I saw Mordecai on the day before my appointment with the King. I had never seen him so adrift—his eyes unfocused in their sockets, his hair jutting in every direction, his skin the pallor of Pentateuch parchment. I knew he was only nearing middle age, but today he looked like a very old man. He stared off toward the Palace and spoke rapidly in a halting and uncertain voice.

“Hadassah? Are you—? I have done all I can. All I can for you. There is no more to be done but pray, no? Have you been praying, my dear? Have you steeped yourself in the presence of the Lord? Is the Shekinah with you, my little one?” He sounded more like a prophet than Poppa.

I could not speak to him for fear of collapsing in tears. I nodded fiercely, then breathed in and out several times. Finally I could respond.

“I have, Poppa. YHWH has drawn me especially close of late. I feel Him all around me. All the time.”

“That is good. That is all the good I can hope for now.”

“Come back for me, Poppa. I’ll find you here, even from the concubines’ house.”

“You never know, dearest. You never know what old trick he’ll conjure up to keep you right next to him.”

He looked away, squinting toward the Inner Court like he was its chief inspector. All to mask his tears.

We prayed for strength and guidance, and then he clasped me again. I could tell over his shoulder, from the silent heaving of his chest and torso, that he was weeping as hard as I was. So I kissed him on the cheek, whispered the most confident good-bye I could and began to walk swiftly back to the harem.

What I did not understand, my dear young maiden, is that even while I endured these poignant leave-takings, history-making events were taking shape in the halls only cubits away—developments centered on the man I would soon meet in his bedchamber.

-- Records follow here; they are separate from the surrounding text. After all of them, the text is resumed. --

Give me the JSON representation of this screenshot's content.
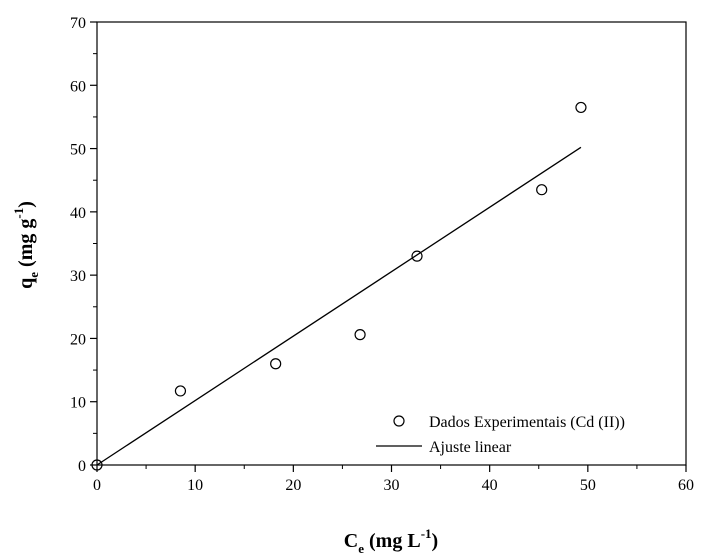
{
  "chart_data": {
    "type": "scatter",
    "xlabel": {
      "main": "C",
      "sub": "e",
      "rest": " (mg L",
      "sup": "-1",
      "end": ")"
    },
    "ylabel": {
      "main": "q",
      "sub": "e",
      "rest": " (mg g",
      "sup": "-1",
      "end": ")"
    },
    "xlim": [
      0,
      60
    ],
    "ylim": [
      0,
      70
    ],
    "xticks": [
      "0",
      "10",
      "20",
      "30",
      "40",
      "50",
      "60"
    ],
    "yticks": [
      "0",
      "10",
      "20",
      "30",
      "40",
      "50",
      "60",
      "70"
    ],
    "grid": false,
    "legend_position": "bottom-right",
    "series": [
      {
        "name": "Dados Experimentais (Cd (II))",
        "kind": "markers",
        "marker": "open-circle",
        "x": [
          0,
          8.5,
          18.2,
          26.8,
          32.6,
          45.3,
          49.3
        ],
        "y": [
          0,
          11.7,
          16.0,
          20.6,
          33.0,
          43.5,
          56.5
        ]
      },
      {
        "name": "Ajuste linear",
        "kind": "line",
        "x": [
          0,
          49.3
        ],
        "y": [
          0,
          50.2
        ]
      }
    ]
  }
}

A great war with Greece was now imminent, the battle to end all Greco-Persian battles. Xerxes had fought an earlier war only a few years before, one in which his father was killed and the army had failed to conquer Athens. Now obsessed with sacking the Greek capital, he was in the middle of planning with his generals to march on Greece with the largest army assembled in the history of mankind.

Today, you and I both know the outcome of that campaign, for we are living through its aftermath even as I write these words. Already, the events themselves have begun to acquire that peculiar tarnish of history past—that quaint aspect of an event whose danger, whose razor-sharp edge of catastrophic risk, is eroded by the passage of time. Yet its consequences now define every day of our lives.

Back then, none of this was known. Persia was still the undisputed ruler of much of the world. Xerxes, although not claiming to be divine, was as close to G-dlike as any mortal ever born.